19 Mart 2014 günü Meclis’te dört AKP eski bakanı hakkında söylenti değil savcılıktan gelen fezlekeler, bırakın okunmayı, buzdolabının derin soğutucusuna gömüldü. 
DP ve AKP arasındaki farkı merak edenlere, No 1.
Menderes’in Cumhurbaşkanı Bayar idi, ATATÜRK’ün son Başbakanı. Erdoğan’ın akp Grubu’na seçtirdiği Cumhurbaşkanı ise Erbakan’ın eski Devlet Bakanı Gül. No 2. 
Menderes, 1951 yılında 5816 sayılı ATATÜRK Aleyhine İşlenen Suçlar hakkında Kanun ile 1953 yılında 6187 sayılı dini siyasete alet edenlerin cezalandırılmasına ilişkin kanunu çıkarmış, 10 Kasım 1953 günü de (benim de nöbetçi izci olarak katıldığım) muhteşem bir törenle ATATÜRK’ü vatan toprağına kavuşturan ANITKABİR’in açılışını yapmıştı. No 3.
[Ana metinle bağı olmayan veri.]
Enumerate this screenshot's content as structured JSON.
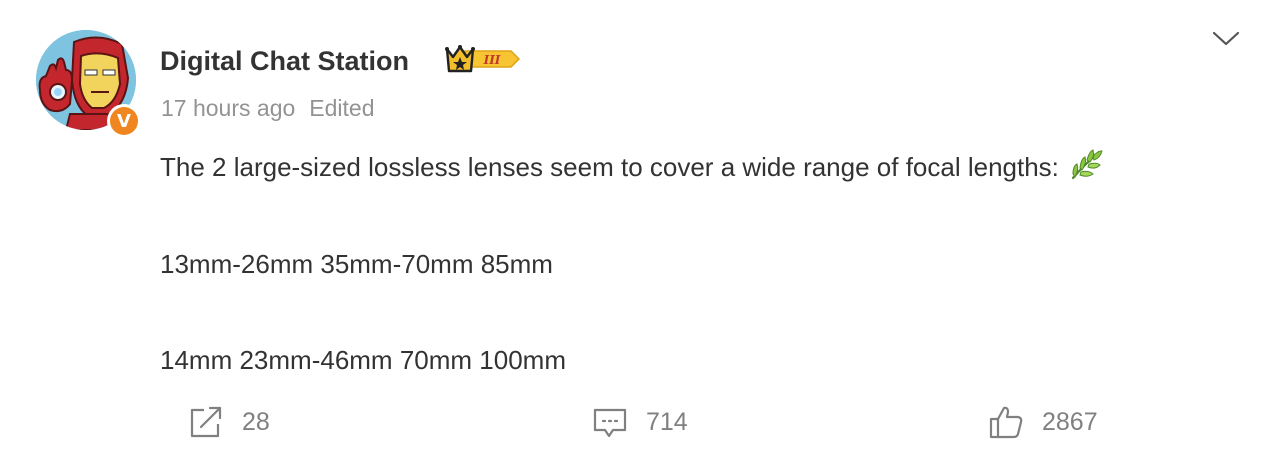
{
  "post": {
    "author": "Digital Chat Station",
    "rank_badge_text": "III",
    "timestamp": "17 hours ago",
    "edited_label": "Edited",
    "verified_mark": "V",
    "content": {
      "line1": "The 2 large-sized lossless lenses seem to cover a wide range of focal lengths:",
      "line2": "13mm-26mm 35mm-70mm 85mm",
      "line3": "14mm 23mm-46mm 70mm 100mm"
    },
    "emoji": "sprout-icon"
  },
  "actions": {
    "share_count": "28",
    "comment_count": "714",
    "like_count": "2867"
  },
  "icons": {
    "avatar": "iron-man-avatar",
    "verified": "verified-v-badge",
    "rank": "crown-rank-badge",
    "more": "chevron-down-icon",
    "share": "share-icon",
    "comment": "comment-icon",
    "like": "thumbs-up-icon"
  },
  "colors": {
    "text": "#333333",
    "meta": "#939393",
    "action": "#808080",
    "verified": "#f0861f",
    "badge_gold": "#f7c531"
  }
}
ATATÜRK, 17 Eylül 1938 günü Başbakanı Bayar’dan yeni kalınma planındaki 26 yatırım projeleri hakkında bilgi almış ve o projeleri “memleketin en önemli meseleleri” olarak tanımlayarak “ekonomik seferberlik” yaklaşımı ile gerçekleştirilmesini istemişti. 26 yatırım projesi 4 yılda tamamlanacaktı. 10 Kasım’dan sonra bir 31.3.1939 tarihinde bir Bakanlar Kurulu Kararnamesi ile o yatırımlardan “sarfınazar” edildi. Menderes 10 yılda daha büyük ölçekli 260 projeyi ülke ekonomisine kazandırarak ATATÜRK’ün gerçek vasiyetini gerçekleştirdi. Erdoğan, Menderes’in yatırımlarını sattı sattı ama bitiremedi. No 4
Menderes’in Cumhuriyet’in temel ilkeleri ile bir sorunu yoktu. CHP milletvekillerinin de desteği ile Ezan’ın zorunlu olarak Türkçe okunması yasağını kaldırdı ama ATATÜRK gibi ülkeye değerli bi müze kazandırmak amacı ile Trabzon Ayasofya’sında restorasyonu başlattı ve 1959’da ibadete son verdi. AKP Hükümeti 2013 yılında müzeyi yeniden cami yaptı. No 5
Menderes; çıkardığı Büyük Doğu Dergisi ve başkanı olduğu Büyük Doğu Cemiyeti’nde ATATÜRK ve Cumhuriyet düşmanlığı yapan, başta Gül ve Erdoğan olmak üzere tüm AKP kurucularının üstadı Necip Fazıl’ı, örtülü ödenekten 147 bin lira vererek, susturdu; bir daha ağzına ve kalemine ATATÜRK ve Cumhuriyet karşıtı sözcükler bulaştırtmadı. No 6. O Necip Fazıl da Yassıada’da Örtülü Ödenek davasında yargılanırken bir süre sonra 15 idam kararını imzalayacak Salim Başol’u ‘Adaletin Ulvi Siması’ olarak tanımlamıştı. 
Hatırlatıyorum… 
..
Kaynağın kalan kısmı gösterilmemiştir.